Cable's business bank is a terrible idea

Business Secretary Vince Cable wants to establish a state business bank to lend to small and medium-sized enterprises. This idea will do business no good, will mess up the finance market, and saddle taxpayers with yet more cost.

There are three reasons why businesses are not borrowing. First, having found themselves overstretched when the crisis hit, they are now doing the right thing and – unlike Mr Cable's government – reducing their debt. The existence of a state business bank is not going to change that.

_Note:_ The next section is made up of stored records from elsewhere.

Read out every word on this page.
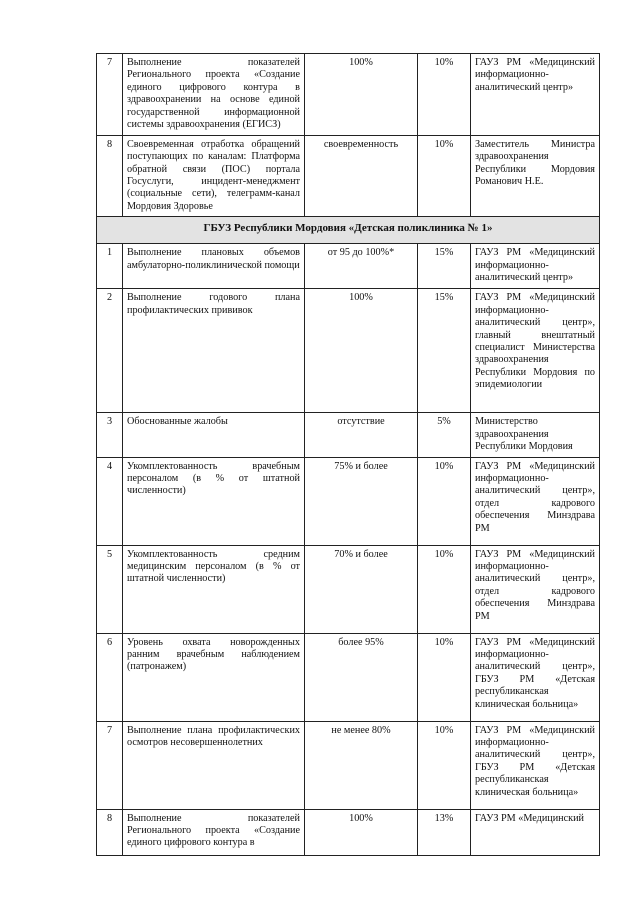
7	Выполнение показателей Регионального проекта «Создание единого цифрового контура в здравоохранении на основе единой государственной информационной системы здравоохранения (ЕГИСЗ)	100%	10%	ГАУЗ РМ «Медицинский информационно-аналитический центр»
8	Своевременная отработка обращений поступающих по каналам: Платформа обратной связи (ПОС) портала Госуслуги, инцидент-менеджмент (социальные сети), телеграмм-канал Мордовия Здоровье	своевременность	10%	Заместитель Министра здравоохранения Республики Мордовия Романович Н.Е.
ГБУЗ Республики Мордовия «Детская поликлиника № 1»				
1	Выполнение плановых объемов амбулаторно-поликлинической помощи	от 95 до 100%*	15%	ГАУЗ РМ «Медицинский информационно-аналитический центр»
2	Выполнение годового плана профилактических прививок	100%	15%	ГАУЗ РМ «Медицинский информационно-аналитический центр», главный внештатный специалист Министерства здравоохранения Республики Мордовия по эпидемиологии
3	Обоснованные жалобы	отсутствие	5%	Министерство здравоохранения Республики Мордовия
4	Укомплектованность врачебным персоналом (в % от штатной численности)	75% и более	10%	ГАУЗ РМ «Медицинский информационно-аналитический центр», отдел кадрового обеспечения Минздрава РМ
5	Укомплектованность средним медицинским персоналом (в % от штатной численности)	70% и более	10%	ГАУЗ РМ «Медицинский информационно-аналитический центр», отдел кадрового обеспечения Минздрава РМ
6	Уровень охвата новорожденных ранним врачебным наблюдением (патронажем)	более 95%	10%	ГАУЗ РМ «Медицинский информационно-аналитический центр», ГБУЗ РМ «Детская республиканская клиническая больница»
7	Выполнение плана профилактических осмотров несовершеннолетних	не менее 80%	10%	ГАУЗ РМ «Медицинский информационно-аналитический центр», ГБУЗ РМ «Детская республиканская клиническая больница»
8	Выполнение показателей Регионального проекта «Создание единого цифрового контура в	100%	13%	ГАУЗ РМ «Медицинский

Second, times remain very uncertain and many firms cannot see many good projects to invest in, so are not actively seeking finance. A state business bank is not going to change that either – though a growth policy of major cuts in regulation and business taxes might.

Third, some SMEs that would like to borrow cannot get credit because the government has told their banks not to take so many risks – and SMEs are inherently risky enterprises. A business bank would simply pass these risks to the taxpayer. And taxpayers have already paid enough.

It is astonishing that Mr Cable believes that he and his civil servants know what SMEs have viable business plans that deserve finance better than professional lenders and investors who live by making these decisions every hour of every day. The only result will be the establishment of a vast new state organisation with all the efficiency of the Post Office, and more bureaucratic control and regulation of the capital markets on which economic growth depends.